The infrastructure layer of AI presents a number of single points of failure

To open the summit, Lina Khan (Chair, FTC) likened the current regulatory moment to the decision American regulators made to champion the Boeing and McDonnell Douglas aerospace merger in 1997. By endorsing concentrated production, Khan argued that innovation and quality suffered. Panellists discussing the computational infrastructure of AI predicted a similar story where the benefits of AI would be muted or lost due to a lack of competition in upstream markets. Both Ganesh Sitaraman (Director, Vanderbilt Policy Accelerator for Political Economy and Regulation) and Dave Rauchwerk (Founder, Next Thing Co.) pointed to the dominance of Nvidia in the market for graphics processing units (GPU) which are chips central to the deployment of AI systems. Rauchwerk also mentioned the longtime partnership between Nvidia and TSMC as another example of how the limited competition in both the GPU and semiconductor markets limits AI innovations downstream. Tania Van den Brande (Director of Economics, Ofcom) described the lack of competition in the cloud services market as another, related market impacting competition in AI. Referencing the recent referral of the cloud services market made made by Ofcom, the UK communications regulator, to the Competition and Markets Authority, Van den Brande noted that AI developers looking to enter the market with new and innovative solutions may be unable to scale up and challenge incumbents if they are unable to access affordable cloud computing power given consolidation. 

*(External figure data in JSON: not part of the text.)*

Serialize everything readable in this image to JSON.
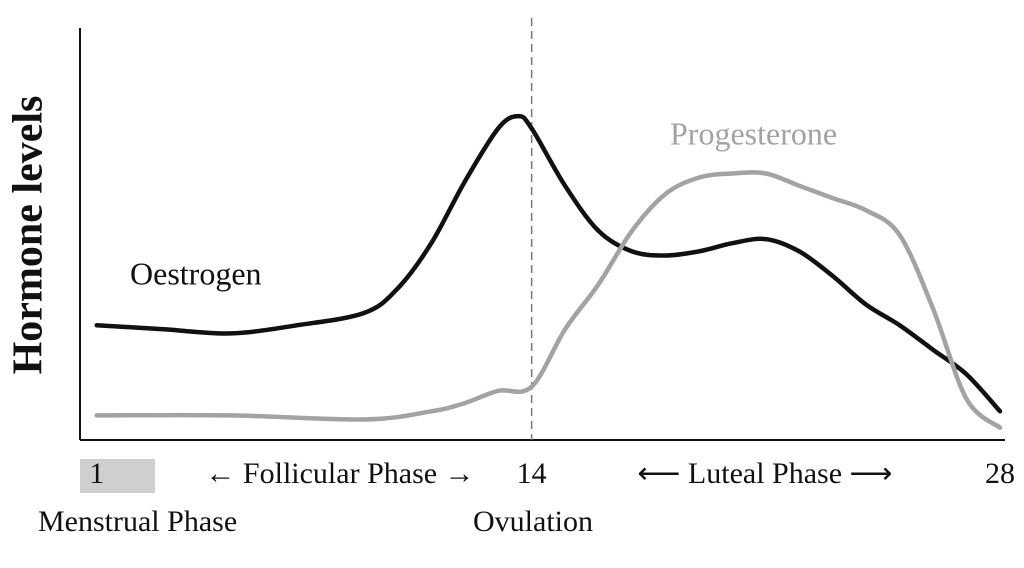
{
  "chart_data": {
    "type": "line",
    "y_label": "Hormone levels",
    "xlim": [
      0.5,
      28
    ],
    "ylim": [
      0,
      100
    ],
    "xticks": [
      1,
      14,
      28
    ],
    "ovulation_day": 14,
    "annotations": {
      "menstrual": "Menstrual Phase",
      "ovulation": "Ovulation",
      "follicular": "← Follicular Phase →",
      "luteal": "⟵  Luteal Phase  ⟶"
    },
    "series": [
      {
        "name": "Oestrogen",
        "color": "#111111",
        "x": [
          1,
          3,
          5,
          7,
          9,
          10,
          11,
          12,
          13,
          13.6,
          14,
          15,
          16,
          17,
          18,
          19,
          20,
          21,
          22,
          23,
          24,
          25,
          26,
          27,
          28
        ],
        "values": [
          28,
          27,
          26,
          28,
          31,
          37,
          48,
          63,
          76,
          79,
          76,
          62,
          51,
          46,
          45,
          46,
          48,
          49,
          46,
          40,
          33,
          28,
          22,
          16,
          7
        ]
      },
      {
        "name": "Progesterone",
        "color": "#a3a3a3",
        "x": [
          1,
          5,
          9,
          11,
          12,
          13,
          14,
          15,
          16,
          17,
          18,
          19,
          20,
          21,
          22,
          23,
          24,
          25,
          26,
          27,
          28
        ],
        "values": [
          6,
          6,
          5,
          7,
          9,
          12,
          13,
          27,
          38,
          51,
          60,
          64,
          65,
          65,
          62,
          59,
          56,
          50,
          32,
          10,
          3
        ]
      }
    ]
  }
}
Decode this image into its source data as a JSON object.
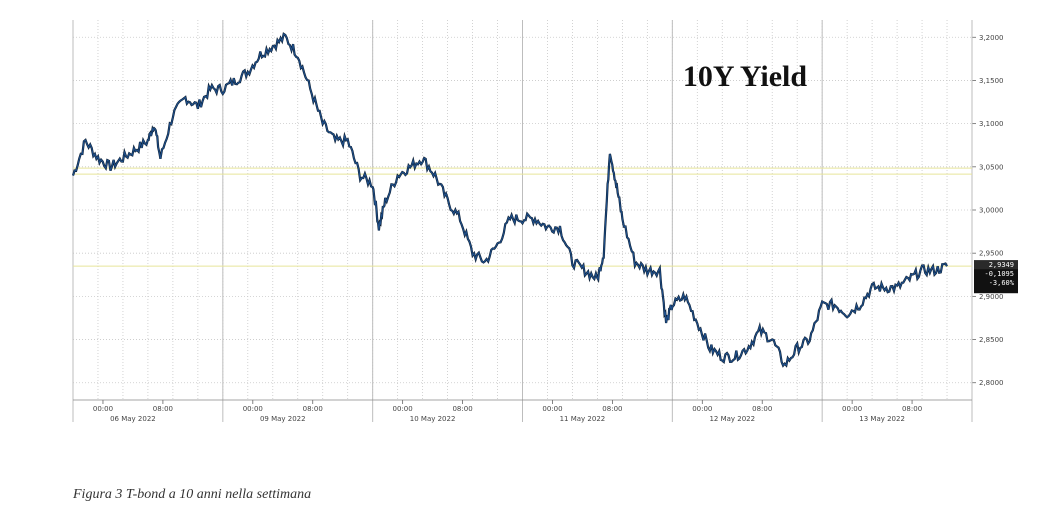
{
  "caption": "Figura 3 T-bond a 10 anni nella settimana",
  "chart_data": {
    "type": "line",
    "title": "10Y Yield",
    "xlabel": "",
    "ylabel": "",
    "ylim": [
      2.78,
      3.22
    ],
    "grid": true,
    "y_ticks": [
      "3,2000",
      "3,1500",
      "3,1000",
      "3,0500",
      "3,0000",
      "2,9500",
      "2,9000",
      "2,8500",
      "2,8000"
    ],
    "y_tick_values": [
      3.2,
      3.15,
      3.1,
      3.05,
      3.0,
      2.95,
      2.9,
      2.85,
      2.8
    ],
    "reference_line": 3.045,
    "days": [
      {
        "label": "06 May 2022",
        "times": [
          "00:00",
          "08:00"
        ]
      },
      {
        "label": "09 May 2022",
        "times": [
          "00:00",
          "08:00"
        ]
      },
      {
        "label": "10 May 2022",
        "times": [
          "00:00",
          "08:00"
        ]
      },
      {
        "label": "11 May 2022",
        "times": [
          "00:00",
          "08:00"
        ]
      },
      {
        "label": "12 May 2022",
        "times": [
          "00:00",
          "08:00"
        ]
      },
      {
        "label": "13 May 2022",
        "times": [
          "00:00",
          "08:00"
        ]
      }
    ],
    "last_value_badge": [
      "2,9349",
      "-0,1095",
      "-3,60%"
    ],
    "series": [
      {
        "color": "#1f4f8a",
        "values": [
          [
            0,
            3.04
          ],
          [
            4,
            3.08
          ],
          [
            8,
            3.06
          ],
          [
            12,
            3.05
          ],
          [
            16,
            3.06
          ],
          [
            20,
            3.07
          ],
          [
            24,
            3.08
          ],
          [
            26,
            3.1
          ],
          [
            28,
            3.06
          ],
          [
            32,
            3.11
          ],
          [
            36,
            3.13
          ],
          [
            40,
            3.12
          ],
          [
            44,
            3.14
          ],
          [
            48,
            3.14
          ],
          [
            52,
            3.15
          ],
          [
            56,
            3.16
          ],
          [
            60,
            3.18
          ],
          [
            64,
            3.19
          ],
          [
            68,
            3.2
          ],
          [
            72,
            3.18
          ],
          [
            76,
            3.14
          ],
          [
            80,
            3.1
          ],
          [
            84,
            3.08
          ],
          [
            88,
            3.08
          ],
          [
            92,
            3.04
          ],
          [
            96,
            3.03
          ],
          [
            98,
            2.98
          ],
          [
            100,
            3.01
          ],
          [
            104,
            3.04
          ],
          [
            108,
            3.05
          ],
          [
            112,
            3.06
          ],
          [
            116,
            3.04
          ],
          [
            120,
            3.01
          ],
          [
            124,
            2.99
          ],
          [
            128,
            2.95
          ],
          [
            132,
            2.94
          ],
          [
            136,
            2.96
          ],
          [
            140,
            2.99
          ],
          [
            144,
            2.99
          ],
          [
            148,
            2.99
          ],
          [
            152,
            2.98
          ],
          [
            156,
            2.98
          ],
          [
            160,
            2.94
          ],
          [
            164,
            2.93
          ],
          [
            168,
            2.92
          ],
          [
            170,
            2.95
          ],
          [
            172,
            3.07
          ],
          [
            174,
            3.03
          ],
          [
            176,
            2.99
          ],
          [
            180,
            2.94
          ],
          [
            184,
            2.93
          ],
          [
            188,
            2.93
          ],
          [
            190,
            2.87
          ],
          [
            192,
            2.89
          ],
          [
            196,
            2.9
          ],
          [
            200,
            2.87
          ],
          [
            204,
            2.84
          ],
          [
            208,
            2.83
          ],
          [
            212,
            2.83
          ],
          [
            216,
            2.84
          ],
          [
            220,
            2.86
          ],
          [
            224,
            2.85
          ],
          [
            228,
            2.82
          ],
          [
            232,
            2.84
          ],
          [
            236,
            2.85
          ],
          [
            240,
            2.89
          ],
          [
            244,
            2.89
          ],
          [
            248,
            2.88
          ],
          [
            252,
            2.89
          ],
          [
            256,
            2.91
          ],
          [
            260,
            2.91
          ],
          [
            264,
            2.91
          ],
          [
            268,
            2.92
          ],
          [
            272,
            2.93
          ],
          [
            276,
            2.93
          ],
          [
            280,
            2.9349
          ]
        ]
      }
    ]
  }
}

The FTC’s work on AI will continue with an investigation into big tech partnerships

At the beginning of the summit, Khan also announced that the FTC would be launching an inquiry into the investments and partnerships made between generative AI companies and big tech firms. The investigation, launched under the regulator’s so-called “6(b)” authority for general information gathering, will centre on requests for information issued to five companies: Alphabet, Amazon, Anthropic, Microsoft and OpenAI. The FTC requested information on the specific conditions for partnerships, including the operational impacts for the partnering companies, as well as information on the impacts for AI resources and inputs, such as cloud computing capacity or hardware, which could have a significant impact on competition at numerous points along the AI value chain. The FTC’s investigation, in its breadth under the 6(b) authority as well as its focus on numerous partnerships, represents the widest ranging inquiry on competition among AI firms currently underway in the world, even as numerous European regulators also investigate the relationship between OpenAI and Microsoft. As the US has emerged as a global leader not only in AI technology but in the regulation of that technology through President Biden’s Executive Order on AI, the leadership of the FTC and its developing expertise on emerging technologies will be central to continuing to police the harms of AI in the absence of new laws.